Le président de l'UMP, Nicolas Sarkozy.
Le président de l'UMP, Nicolas Sarkozy. © IP3PRESS/MaxPPP

On connaît les grandes lignes de l'organisation de la primaire à l'UMP. Tout ce qu'il faut savoir sur la prochaine grande échéance en vue de la présidentielle avec Carine Bécard, du service politique de France Inter.

Les contours du scrutin

Après la confortable victoire de l'UMP aux élections départementales, Nicolas Sarkozy a bien l'intention d'accélérer la cadence. Cap sur la primaire du parti qui devrait avoir lieu les 20 et 27 novembre 2016 puisque deux tours seront certainement nécessaires. Pendant quatre mois, la commission Solère a planché sur la question. Les grandes lignes sont déjà tracées, et réglées :le scrutin sera papier, 8 000 bureaux de vote, pas de procuration... Le tout pour deux euros et après la signature d'une Charte qui appelle à l'alternance.

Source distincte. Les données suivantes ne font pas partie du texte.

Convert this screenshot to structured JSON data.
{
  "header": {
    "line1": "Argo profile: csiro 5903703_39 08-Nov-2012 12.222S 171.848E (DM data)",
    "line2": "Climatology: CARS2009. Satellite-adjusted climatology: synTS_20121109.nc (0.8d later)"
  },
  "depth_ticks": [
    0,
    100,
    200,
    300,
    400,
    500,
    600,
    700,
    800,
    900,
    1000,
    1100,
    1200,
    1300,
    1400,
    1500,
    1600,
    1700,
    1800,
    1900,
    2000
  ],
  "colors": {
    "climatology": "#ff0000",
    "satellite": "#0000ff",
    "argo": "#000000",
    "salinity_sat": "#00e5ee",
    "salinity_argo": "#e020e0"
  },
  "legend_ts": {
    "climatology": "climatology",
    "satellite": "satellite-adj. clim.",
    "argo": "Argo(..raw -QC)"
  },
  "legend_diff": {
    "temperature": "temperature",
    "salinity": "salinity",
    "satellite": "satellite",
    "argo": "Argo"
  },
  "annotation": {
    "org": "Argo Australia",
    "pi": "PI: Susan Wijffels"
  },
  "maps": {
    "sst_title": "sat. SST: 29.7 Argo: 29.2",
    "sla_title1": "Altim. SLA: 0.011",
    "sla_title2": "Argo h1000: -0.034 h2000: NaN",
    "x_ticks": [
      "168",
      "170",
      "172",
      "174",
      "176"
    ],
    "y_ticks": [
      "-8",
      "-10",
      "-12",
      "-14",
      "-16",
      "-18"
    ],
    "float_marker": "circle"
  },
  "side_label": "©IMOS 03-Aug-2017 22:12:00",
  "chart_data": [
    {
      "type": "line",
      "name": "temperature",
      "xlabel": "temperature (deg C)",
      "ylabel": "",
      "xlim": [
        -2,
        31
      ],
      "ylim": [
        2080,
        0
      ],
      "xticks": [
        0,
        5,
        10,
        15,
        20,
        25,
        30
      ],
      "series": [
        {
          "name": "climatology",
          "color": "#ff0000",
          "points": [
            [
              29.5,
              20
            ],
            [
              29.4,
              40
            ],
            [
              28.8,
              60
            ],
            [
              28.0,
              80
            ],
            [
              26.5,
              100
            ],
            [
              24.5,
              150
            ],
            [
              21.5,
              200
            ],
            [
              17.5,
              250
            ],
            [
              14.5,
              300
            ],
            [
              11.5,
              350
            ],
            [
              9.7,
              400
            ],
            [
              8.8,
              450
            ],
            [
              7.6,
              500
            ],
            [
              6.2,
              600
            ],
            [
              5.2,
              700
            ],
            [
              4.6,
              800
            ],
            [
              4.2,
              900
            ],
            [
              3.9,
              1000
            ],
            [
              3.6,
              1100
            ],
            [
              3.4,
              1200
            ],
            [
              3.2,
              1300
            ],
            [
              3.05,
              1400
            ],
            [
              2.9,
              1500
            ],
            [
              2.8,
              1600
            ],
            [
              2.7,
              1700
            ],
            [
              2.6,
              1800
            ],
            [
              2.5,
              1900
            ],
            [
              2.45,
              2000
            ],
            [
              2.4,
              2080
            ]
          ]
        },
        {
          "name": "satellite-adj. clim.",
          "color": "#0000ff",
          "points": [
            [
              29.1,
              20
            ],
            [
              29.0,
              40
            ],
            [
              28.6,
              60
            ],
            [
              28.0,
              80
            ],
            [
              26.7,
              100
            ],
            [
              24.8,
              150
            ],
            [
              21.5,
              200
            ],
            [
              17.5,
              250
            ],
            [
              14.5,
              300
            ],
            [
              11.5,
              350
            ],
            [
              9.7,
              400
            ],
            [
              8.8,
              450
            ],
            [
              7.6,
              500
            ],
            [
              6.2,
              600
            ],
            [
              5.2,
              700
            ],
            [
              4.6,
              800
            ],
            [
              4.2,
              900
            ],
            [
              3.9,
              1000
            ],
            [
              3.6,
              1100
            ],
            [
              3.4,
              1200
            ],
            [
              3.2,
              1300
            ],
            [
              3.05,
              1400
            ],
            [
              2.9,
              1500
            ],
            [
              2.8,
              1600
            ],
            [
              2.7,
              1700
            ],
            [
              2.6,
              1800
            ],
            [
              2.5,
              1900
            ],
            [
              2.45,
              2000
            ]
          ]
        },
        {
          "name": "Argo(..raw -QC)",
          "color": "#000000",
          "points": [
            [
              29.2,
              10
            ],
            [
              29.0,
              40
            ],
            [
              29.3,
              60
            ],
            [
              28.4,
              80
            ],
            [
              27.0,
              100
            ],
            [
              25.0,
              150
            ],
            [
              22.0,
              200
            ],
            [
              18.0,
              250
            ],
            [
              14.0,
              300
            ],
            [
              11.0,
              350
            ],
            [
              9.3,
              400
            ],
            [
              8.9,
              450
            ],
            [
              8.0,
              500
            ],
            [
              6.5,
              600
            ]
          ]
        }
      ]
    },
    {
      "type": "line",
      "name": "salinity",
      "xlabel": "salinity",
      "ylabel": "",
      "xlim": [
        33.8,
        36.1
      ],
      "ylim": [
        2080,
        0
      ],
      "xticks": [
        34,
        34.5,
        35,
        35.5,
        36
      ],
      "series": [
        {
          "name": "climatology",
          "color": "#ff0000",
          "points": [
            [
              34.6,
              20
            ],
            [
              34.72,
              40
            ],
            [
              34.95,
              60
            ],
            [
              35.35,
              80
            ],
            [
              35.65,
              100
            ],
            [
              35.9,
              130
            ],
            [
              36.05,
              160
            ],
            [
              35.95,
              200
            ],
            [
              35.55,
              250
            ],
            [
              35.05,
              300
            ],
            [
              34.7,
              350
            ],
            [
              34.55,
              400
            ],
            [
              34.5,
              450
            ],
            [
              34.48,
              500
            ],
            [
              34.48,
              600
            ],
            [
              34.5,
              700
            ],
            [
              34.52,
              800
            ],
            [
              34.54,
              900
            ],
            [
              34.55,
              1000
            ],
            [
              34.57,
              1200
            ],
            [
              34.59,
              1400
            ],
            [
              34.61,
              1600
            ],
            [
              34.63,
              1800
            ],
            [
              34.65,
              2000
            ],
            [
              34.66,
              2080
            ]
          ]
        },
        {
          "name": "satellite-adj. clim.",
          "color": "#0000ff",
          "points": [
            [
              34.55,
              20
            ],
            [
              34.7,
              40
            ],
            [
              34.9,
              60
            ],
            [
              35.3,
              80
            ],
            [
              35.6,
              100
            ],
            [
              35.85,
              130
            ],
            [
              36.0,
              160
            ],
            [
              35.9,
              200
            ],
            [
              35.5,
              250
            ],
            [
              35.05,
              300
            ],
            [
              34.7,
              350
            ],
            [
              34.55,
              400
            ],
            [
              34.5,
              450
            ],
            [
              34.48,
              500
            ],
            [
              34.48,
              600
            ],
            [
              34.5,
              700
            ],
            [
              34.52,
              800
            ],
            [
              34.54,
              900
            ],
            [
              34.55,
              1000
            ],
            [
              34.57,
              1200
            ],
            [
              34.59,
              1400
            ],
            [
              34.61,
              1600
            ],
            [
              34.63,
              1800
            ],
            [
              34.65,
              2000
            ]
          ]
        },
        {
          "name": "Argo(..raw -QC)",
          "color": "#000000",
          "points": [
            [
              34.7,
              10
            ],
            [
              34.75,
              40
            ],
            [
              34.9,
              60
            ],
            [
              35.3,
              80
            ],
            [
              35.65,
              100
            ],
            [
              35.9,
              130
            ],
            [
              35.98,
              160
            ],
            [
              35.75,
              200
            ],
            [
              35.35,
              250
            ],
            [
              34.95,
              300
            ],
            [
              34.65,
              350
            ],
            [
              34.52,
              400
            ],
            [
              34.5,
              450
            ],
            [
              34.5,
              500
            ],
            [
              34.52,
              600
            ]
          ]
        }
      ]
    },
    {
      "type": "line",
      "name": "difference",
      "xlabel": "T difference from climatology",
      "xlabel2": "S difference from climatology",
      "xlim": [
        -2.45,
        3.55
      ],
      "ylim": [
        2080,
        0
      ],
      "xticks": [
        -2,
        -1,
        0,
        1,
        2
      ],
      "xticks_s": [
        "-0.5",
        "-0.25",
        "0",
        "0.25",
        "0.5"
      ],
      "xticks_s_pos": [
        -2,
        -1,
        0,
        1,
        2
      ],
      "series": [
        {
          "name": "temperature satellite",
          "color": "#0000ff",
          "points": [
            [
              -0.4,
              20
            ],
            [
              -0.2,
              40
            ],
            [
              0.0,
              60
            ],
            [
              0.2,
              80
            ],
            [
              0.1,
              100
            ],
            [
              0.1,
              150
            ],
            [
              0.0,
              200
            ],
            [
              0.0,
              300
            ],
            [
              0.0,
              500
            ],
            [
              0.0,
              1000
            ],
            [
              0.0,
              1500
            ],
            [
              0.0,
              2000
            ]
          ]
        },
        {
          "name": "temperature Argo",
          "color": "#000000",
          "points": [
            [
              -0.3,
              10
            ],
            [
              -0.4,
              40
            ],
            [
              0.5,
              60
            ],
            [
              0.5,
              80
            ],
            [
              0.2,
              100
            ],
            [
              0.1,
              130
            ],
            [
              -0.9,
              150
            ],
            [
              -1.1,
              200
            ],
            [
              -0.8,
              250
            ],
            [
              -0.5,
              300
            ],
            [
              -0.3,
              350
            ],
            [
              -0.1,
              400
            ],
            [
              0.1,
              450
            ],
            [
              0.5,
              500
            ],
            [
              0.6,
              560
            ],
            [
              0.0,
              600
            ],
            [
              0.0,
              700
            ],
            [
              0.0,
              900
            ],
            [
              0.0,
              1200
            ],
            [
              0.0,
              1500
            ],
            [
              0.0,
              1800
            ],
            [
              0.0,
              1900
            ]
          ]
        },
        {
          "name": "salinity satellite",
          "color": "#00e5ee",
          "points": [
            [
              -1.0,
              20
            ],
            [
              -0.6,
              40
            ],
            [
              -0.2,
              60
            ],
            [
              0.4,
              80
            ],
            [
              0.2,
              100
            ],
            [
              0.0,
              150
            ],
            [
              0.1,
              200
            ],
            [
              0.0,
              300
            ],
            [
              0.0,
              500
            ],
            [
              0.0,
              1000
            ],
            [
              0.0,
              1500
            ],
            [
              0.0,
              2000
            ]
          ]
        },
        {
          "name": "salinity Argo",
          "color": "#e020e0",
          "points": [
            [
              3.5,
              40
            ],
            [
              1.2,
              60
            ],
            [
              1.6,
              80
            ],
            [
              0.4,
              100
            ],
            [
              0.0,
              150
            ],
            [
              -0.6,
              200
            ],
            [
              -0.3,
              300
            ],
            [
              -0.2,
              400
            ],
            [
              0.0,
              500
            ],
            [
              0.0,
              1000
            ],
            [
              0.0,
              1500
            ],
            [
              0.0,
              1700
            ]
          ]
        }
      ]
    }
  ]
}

Le dispositif sera présenté cet après-midi devant le bureau politique de l'UMP. Restent malgré tout quelques - venimeux - détails à régler.

Ce qu'il reste à régler

Premier détail à régler : le nombre de parrainages . À priori, il sera demandé aux candidats d'afficher le soutien de 25 parlementaires, 250 "autres" élus et 2 500 militants. Seulement, Nathalie Kosciusko-Morizet conteste le parrainage des 25 députés parce qu'à six mois des investitures pour les élections législatives, il y a des chances qu'ils ne se sentent pas libres dans leur choix.

Deuxième détail : à quand la démission du patron de l'UMP , s'il est candidat à la primaire de son parti ce qui sera très probablement la situation de Nicolas Sarkozy ? Les statuts de l'UMP prévoient une démission - au plus tard - 15 jours avant le dépôt officiel de sa candidature autrement dit autour du 20 août 2016. Pas sûr qu'Alain Juppé et François Fillon laissent Nicolas Sarkozy mener officieusement campagne, de janvier à juillet, sans lui demander de quitter la présidence de l'UMP.

Et puis, un dernier détail : comment être sûr d'attirer deux à trois millions d'électeurs ? Peut-être en ne confiant pas toute l'organisation à l'UMP, ce qui est prévu pour l'instant. NKM - encore elle - aimerait y associer l'UDI, et pourquoi pas même le MoDem.